Com’erano le vostre giornate? "Fino al 2010 mi dedicavo molto alla sua alimentazione. Appena uscito dall’ospedale aveva il sondino, ma mi sono accorto che deglutiva e poteva mangiare lo yogurt. Gliel’abbiamo fatto togliere e ho iniziato a farlo mangiare normalmente. Gli cucinavo cibi nutrienti e leggeri, tutti frullati. Le infermiere domiciliari hanno copiato le ricette dei miei ‘beveroni’. Poi mi impegnavano molto le necessità quotidiane. C’erano gli esercizi di fisioterapia, per fargli muovere gambe e braccia. Purtroppo ultimamente le braccia faticava a stenderle. E dopo la polmonite ci hanno consigliato di ricominciare a nutrirlo con il sondino".

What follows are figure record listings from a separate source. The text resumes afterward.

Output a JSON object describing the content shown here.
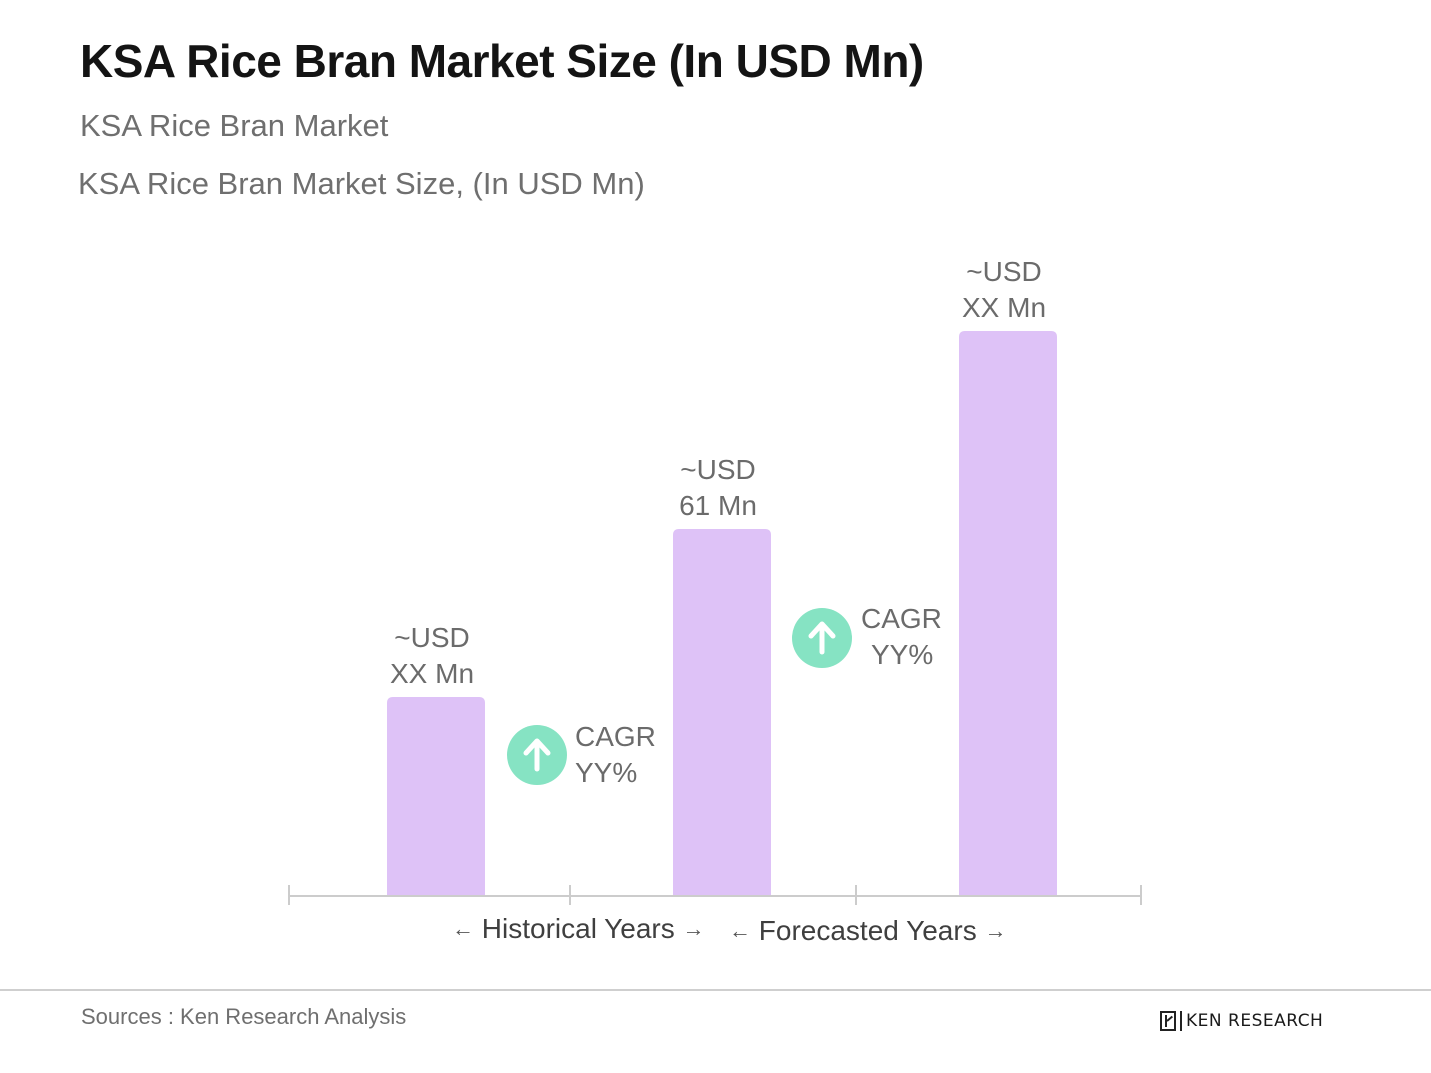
{
  "header": {
    "title": "KSA Rice Bran Market Size (In USD Mn)",
    "subtitle_1": "KSA Rice Bran Market",
    "subtitle_2": "KSA Rice Bran Market Size, (In USD Mn)"
  },
  "chart_data": {
    "type": "bar",
    "title": "KSA Rice Bran Market Size, (In USD Mn)",
    "xlabel": "",
    "ylabel": "",
    "categories": [
      "",
      "",
      ""
    ],
    "values": [
      33,
      61,
      94
    ],
    "data_labels": [
      [
        "~USD",
        "XX Mn"
      ],
      [
        "~USD",
        "61 Mn"
      ],
      [
        "~USD",
        "XX Mn"
      ]
    ],
    "annotations": [
      {
        "between": [
          0,
          1
        ],
        "lines": [
          "CAGR",
          "YY%"
        ]
      },
      {
        "between": [
          1,
          2
        ],
        "lines": [
          "CAGR",
          "YY%"
        ]
      }
    ],
    "periods": [
      {
        "label": "Historical Years"
      },
      {
        "label": "Forecasted Years"
      }
    ],
    "grid": false,
    "legend": "none",
    "colors": {
      "bar": "#dec2f7",
      "cagr_circle": "#86e3c3",
      "axis": "#cccccc",
      "label_text": "#6b6b6b"
    }
  },
  "footer": {
    "source": "Sources : Ken Research Analysis",
    "logo_text": "KEN RESEARCH"
  },
  "icons": {
    "period_left_arrow": "←",
    "period_right_arrow": "→",
    "cagr_icon": "arrow-up-circle-icon"
  }
}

Era sempre a letto, Ignazio? "No, lo mettevamo anche sulla carrozzina, e nella bella stagione ce ne stavamo all’aperto a goderci il fresco in giardino".

Si può dire che a tenerlo in vita sia stato il vostro amore. Viene in mente il caso di Eluana Englaro. "Eluana era in una struttura, è diverso. Noi comunque non abbiamo mai pensato all’idea di staccare la spina. Ignazio ci dava la sensazione di percepire qualcosa. Abbiamo sperato fino all’ultimo. E invece... D’altronde la vita è così. Va vissuta, non ragionata".